Passing on the benefits

Some anonymous comments in last week’s survey of Nobel laureates provide insights into individual relationships with chocolate:

I can offer you a sure example of a “double dissociation” between Nobel Prize winning and chocolate consumption … I am not particularly fond of chocolate but received a Nobel Prize. My wife is crazy about chocolate and eats it almost every day but so far she has not received the phone call.

Having grown up in England after the second world war when chocolate was rationed I have been trying to make up for many years of abstinence ever since.

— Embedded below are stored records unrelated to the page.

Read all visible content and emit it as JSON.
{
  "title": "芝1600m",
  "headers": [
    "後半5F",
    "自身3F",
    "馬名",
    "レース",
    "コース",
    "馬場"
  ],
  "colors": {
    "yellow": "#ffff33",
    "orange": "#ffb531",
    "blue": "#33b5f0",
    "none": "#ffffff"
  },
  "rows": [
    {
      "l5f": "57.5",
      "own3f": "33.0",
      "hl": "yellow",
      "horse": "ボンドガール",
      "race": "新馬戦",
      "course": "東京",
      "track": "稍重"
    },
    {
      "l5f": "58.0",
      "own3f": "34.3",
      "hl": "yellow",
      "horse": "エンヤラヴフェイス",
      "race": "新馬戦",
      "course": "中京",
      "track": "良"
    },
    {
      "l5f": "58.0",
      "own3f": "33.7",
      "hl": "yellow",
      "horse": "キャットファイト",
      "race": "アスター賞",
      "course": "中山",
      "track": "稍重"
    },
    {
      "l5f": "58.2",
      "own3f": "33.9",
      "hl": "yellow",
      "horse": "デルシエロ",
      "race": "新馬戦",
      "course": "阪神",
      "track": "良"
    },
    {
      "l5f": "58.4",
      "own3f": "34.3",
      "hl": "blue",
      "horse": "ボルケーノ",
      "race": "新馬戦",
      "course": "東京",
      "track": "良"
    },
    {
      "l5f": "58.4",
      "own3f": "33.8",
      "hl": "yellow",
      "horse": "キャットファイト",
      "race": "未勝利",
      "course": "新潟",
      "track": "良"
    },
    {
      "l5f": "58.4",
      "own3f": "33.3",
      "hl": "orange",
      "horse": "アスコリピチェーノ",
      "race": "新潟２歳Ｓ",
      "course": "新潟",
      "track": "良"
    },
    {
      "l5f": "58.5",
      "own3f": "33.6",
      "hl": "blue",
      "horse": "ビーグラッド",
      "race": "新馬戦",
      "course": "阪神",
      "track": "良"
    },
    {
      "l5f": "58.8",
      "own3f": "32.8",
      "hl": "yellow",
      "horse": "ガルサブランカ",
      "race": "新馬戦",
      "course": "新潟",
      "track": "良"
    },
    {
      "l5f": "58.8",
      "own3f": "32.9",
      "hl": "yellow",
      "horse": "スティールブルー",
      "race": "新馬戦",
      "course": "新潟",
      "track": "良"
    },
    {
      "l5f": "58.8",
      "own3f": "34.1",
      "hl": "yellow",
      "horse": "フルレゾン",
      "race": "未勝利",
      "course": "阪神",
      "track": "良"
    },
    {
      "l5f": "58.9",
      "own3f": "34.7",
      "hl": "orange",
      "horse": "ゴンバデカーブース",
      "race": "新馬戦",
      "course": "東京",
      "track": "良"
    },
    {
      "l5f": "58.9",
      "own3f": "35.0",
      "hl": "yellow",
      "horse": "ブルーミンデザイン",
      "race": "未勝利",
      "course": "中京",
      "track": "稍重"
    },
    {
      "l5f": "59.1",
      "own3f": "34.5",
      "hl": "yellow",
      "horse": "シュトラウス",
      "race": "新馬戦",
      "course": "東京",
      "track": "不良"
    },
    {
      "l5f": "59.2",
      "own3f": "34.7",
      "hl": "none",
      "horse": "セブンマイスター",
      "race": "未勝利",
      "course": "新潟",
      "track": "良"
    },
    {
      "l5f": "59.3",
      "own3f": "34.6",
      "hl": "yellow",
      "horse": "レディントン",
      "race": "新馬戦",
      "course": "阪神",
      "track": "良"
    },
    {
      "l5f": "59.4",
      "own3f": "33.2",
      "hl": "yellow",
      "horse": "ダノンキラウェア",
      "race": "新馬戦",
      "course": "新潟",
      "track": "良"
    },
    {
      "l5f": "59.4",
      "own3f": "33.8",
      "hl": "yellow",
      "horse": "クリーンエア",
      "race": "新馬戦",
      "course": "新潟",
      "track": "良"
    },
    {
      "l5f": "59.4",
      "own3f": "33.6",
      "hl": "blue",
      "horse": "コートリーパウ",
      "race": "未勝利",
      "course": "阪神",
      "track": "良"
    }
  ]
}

I am trying to consume more chocolate every day to recapture my youthful IQ.
I guess now I’ll have to update my book The Beginner’s Guide to Winning the Nobel Prize with a (very short) chapter on dark chocolate, crème de cacao, chocolate mousse and so forth, though the research so far has not had a whole lot to say on dose levels.

Anyway, and if nothing else, this particularly incisive piece of Nobel research does make me feel good about my chocolate trafficking through US customs, as one of the jobs for any successful senior scientist is to bring on the next generation.

Peter C. Doherty is Laureate Professor at the University of Melbourne. He shared the Nobel Prize in Physiology or Medicine in 1996 with Swiss colleague Rolf Zinkernagel, for their discovery of how the immune system recognizes virus-infected cells.